Ivanr hacked his farm out of the unsettled far south of Jourilan, hard up against the foothills of the immense mountain chain some named the Iceback range. Wanderers and religious refugees fleeing south from the cities often passed his field. Many claimed that the Priestess was nearby but still Ivanr was surprised when she appeared one day. Her voice startled him as he was bent over weeding his garden and he straightened, blinked the sweat from his eyes.

‘Ivanr,’ she said, ‘what is it you fear about me?’

He studied the slip of a girl-woman in her dirty rags before him. A foreigner come to convert an entire land. He saw a face lined and drawn by a suffering no youth should be asked to endure; limbs emaciated, almost warped by the tasks that had been exacted from them. And yet the undeniable aura of power hovered about her, warning off any who would consider a challenge. Shrugging, he returned to his weeding.

‘Priestess, I do not fear you.’

‘Yet you resolutely avoid me.’

He gestured broadly to his field. ‘I have work to do.’

Dry leaves shushed as she closed. Her bare feet were dirty, her robes no more than mud-smeared tatters. ‘As do I. Could it be, Ivanr, that you fear I may have other work for you?’

‘You have plenty of others to choose from.’

‘Yet here I am speaking to you.’

He straightened, towering over her, and she raised her chin to meet his gaze. Her tangled black hair blew about her face like a cowl. He had to flinch from the depths of those compelling eyes. ‘Well, you’re wasting your time.’

‘You presume to know what I am doing? They mock you, you know. Call you farmer. Dirt-grubber. Coward.’

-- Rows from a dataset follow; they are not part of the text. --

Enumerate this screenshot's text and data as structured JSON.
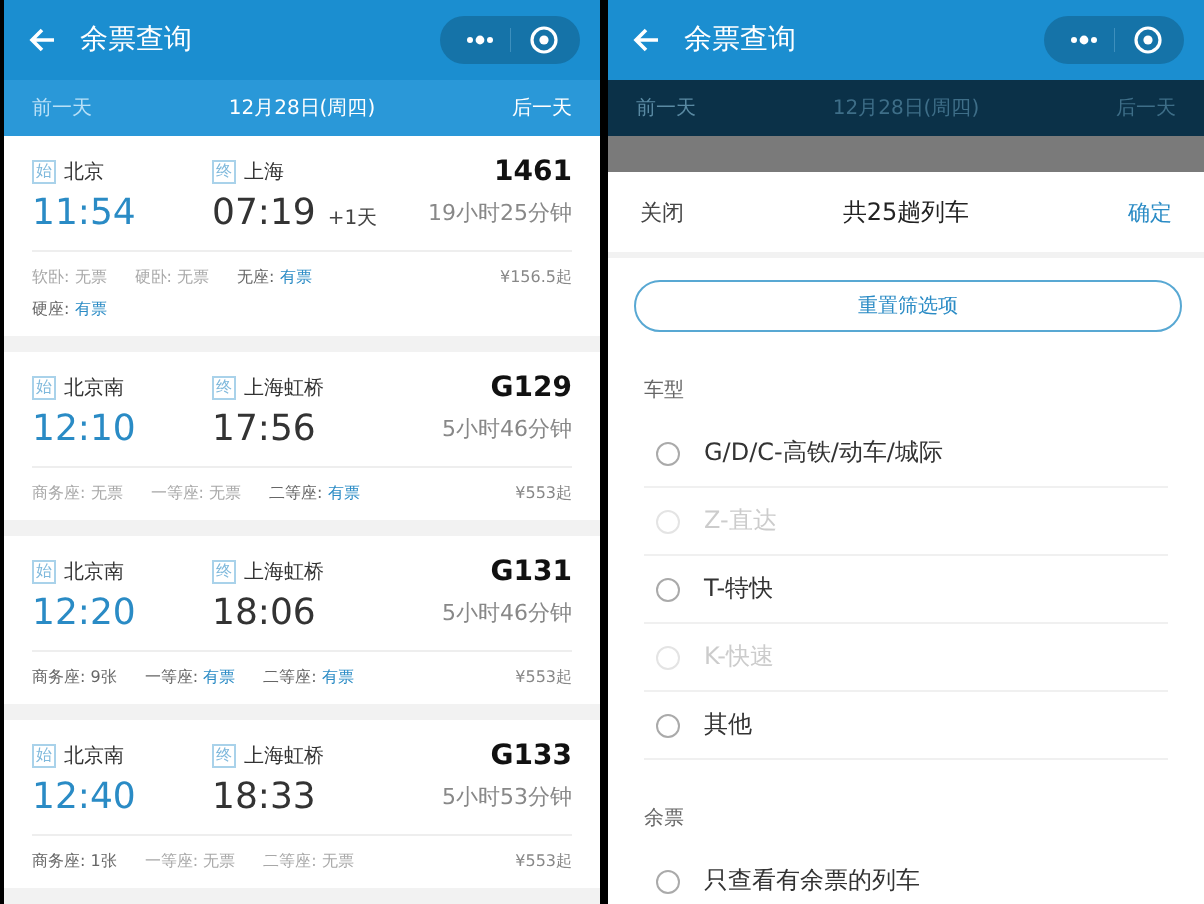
{
  "screens": [
    {
      "kind": "list",
      "header": {
        "title": "余票查询"
      },
      "date_bar": {
        "prev": {
          "label": "前一天",
          "disabled": true
        },
        "date": "12月28日(周四)",
        "next": {
          "label": "后一天",
          "disabled": false
        }
      },
      "trains": [
        {
          "from_tag": "始",
          "from": "北京",
          "to_tag": "终",
          "to": "上海",
          "number": "1461",
          "depart": "11:54",
          "arrive": "07:19",
          "next_day": "+1天",
          "duration": "19小时25分钟",
          "price": "¥156.5起",
          "seats": [
            {
              "label": "软卧:",
              "value": "无票",
              "kind": "none"
            },
            {
              "label": "硬卧:",
              "value": "无票",
              "kind": "none"
            },
            {
              "label": "无座:",
              "value": "有票",
              "kind": "available"
            },
            {
              "label": "硬座:",
              "value": "有票",
              "kind": "available"
            }
          ]
        },
        {
          "from_tag": "始",
          "from": "北京南",
          "to_tag": "终",
          "to": "上海虹桥",
          "number": "G129",
          "depart": "12:10",
          "arrive": "17:56",
          "duration": "5小时46分钟",
          "price": "¥553起",
          "seats": [
            {
              "label": "商务座:",
              "value": "无票",
              "kind": "none"
            },
            {
              "label": "一等座:",
              "value": "无票",
              "kind": "none"
            },
            {
              "label": "二等座:",
              "value": "有票",
              "kind": "available"
            }
          ]
        },
        {
          "from_tag": "始",
          "from": "北京南",
          "to_tag": "终",
          "to": "上海虹桥",
          "number": "G131",
          "depart": "12:20",
          "arrive": "18:06",
          "duration": "5小时46分钟",
          "price": "¥553起",
          "seats": [
            {
              "label": "商务座:",
              "value": "9张",
              "kind": "count"
            },
            {
              "label": "一等座:",
              "value": "有票",
              "kind": "available"
            },
            {
              "label": "二等座:",
              "value": "有票",
              "kind": "available"
            }
          ]
        },
        {
          "from_tag": "始",
          "from": "北京南",
          "to_tag": "终",
          "to": "上海虹桥",
          "number": "G133",
          "depart": "12:40",
          "arrive": "18:33",
          "duration": "5小时53分钟",
          "price": "¥553起",
          "seats": [
            {
              "label": "商务座:",
              "value": "1张",
              "kind": "count"
            },
            {
              "label": "一等座:",
              "value": "无票",
              "kind": "none"
            },
            {
              "label": "二等座:",
              "value": "无票",
              "kind": "none"
            }
          ]
        }
      ]
    },
    {
      "kind": "filter",
      "header": {
        "title": "余票查询"
      },
      "date_bar": {
        "prev": {
          "label": "前一天",
          "disabled": true
        },
        "date": "12月28日(周四)",
        "next": {
          "label": "后一天",
          "disabled": false
        }
      },
      "sheet": {
        "close": "关闭",
        "title": "共25趟列车",
        "confirm": "确定",
        "reset": "重置筛选项",
        "sections": [
          {
            "title": "车型",
            "options": [
              {
                "label": "G/D/C-高铁/动车/城际",
                "checked": false,
                "disabled": false
              },
              {
                "label": "Z-直达",
                "checked": false,
                "disabled": true
              },
              {
                "label": "T-特快",
                "checked": false,
                "disabled": false
              },
              {
                "label": "K-快速",
                "checked": false,
                "disabled": true
              },
              {
                "label": "其他",
                "checked": false,
                "disabled": false
              }
            ]
          },
          {
            "title": "余票",
            "options": [
              {
                "label": "只查看有余票的列车",
                "checked": false,
                "disabled": false
              }
            ]
          }
        ]
      }
    }
  ]
}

‘And I grow things called tomatoes, beans, marrow.’ That raised a brief haunted smile. ‘You do not need me. I’m told you have many of the aristocrats. The pure-blooded ruling families.’

‘True. Sons and daughters of the highest Jourilan names have marched up to my modest fig tree. “Teach me,” they demand. “Instruct me in this new way we hear of.” Already perhaps they are too far down the wrong path. But I cannot show them that — only you can.’

He studied his dirt-smeared hands; cut and bloodied, calloused, nails broken. Just as during all those years of training and duelling. ‘They won’t listen to me. I’m… of the wrong background.’

‘Ah yes. That taint so shameful to the Jourilan. Mixed blood. Do you know the name of your ancestors, Ivanr?’

He shrugged, his gaze hooded. ‘My mother said her people were of the Red-Rock tribe of the Thoul-Alai. That is all I know.’

The Priestess’s voice hardened in sudden outrage. ‘Your people were of the Toblakai, Ivanr! Blessed of the children of the Great Mother! Some of you survive, isolated, in pockets here and there, despite the best efforts of all those who have stolen your lands.’

‘Stolen? Strong language for an outlander.’

Now the Priestess hugged her angular frame, the lines at her mouth deepened in shadow. ‘It is a story not unfamiliar to me.’

Ivanr stared wonderingly. So, a vulnerable side. An opening up. Careful. Seduction bears many faces. ‘Immaterial. What’s done is done. Nothing can bring back the past.’

‘I would never seek that.’ Her words were softer now, her tone closer to that of her true tender age. He felt the wounds that she carried and something within him ached to hold her, to soothe that pain.

Dangerous indeed.

‘The question is how to proceed into the future. You, Ivanr, the warrior champion who defied the call to the Stormwall. I have heard many rumours as to why. But I have my own theory…’

His gaze found a flight of crows crossing over the face of the distant Jourilan central plateau. Smoke obscured the north horizon; he shielded his eyes, squinting. Burning already — damned early. ‘It was cowardice — leave it at that.’

‘No. It would be cowardice to leave it at that.’

He let his hand fall. She eyed him levelly, almost coolly, and he felt himself shrinking under that steady gaze. Such suffering scoured into that lined hatchet face that should be unmarred! And a haunting glow as well- the lingering hint of the revelation everyone whispers of? Who is he to dare dispute this one’s choices? But surely he must be unworthy! How could he, who once gloried in conflict, possibly serve Dessembrae, the Lord of Tragedy, or any of these foreign gods?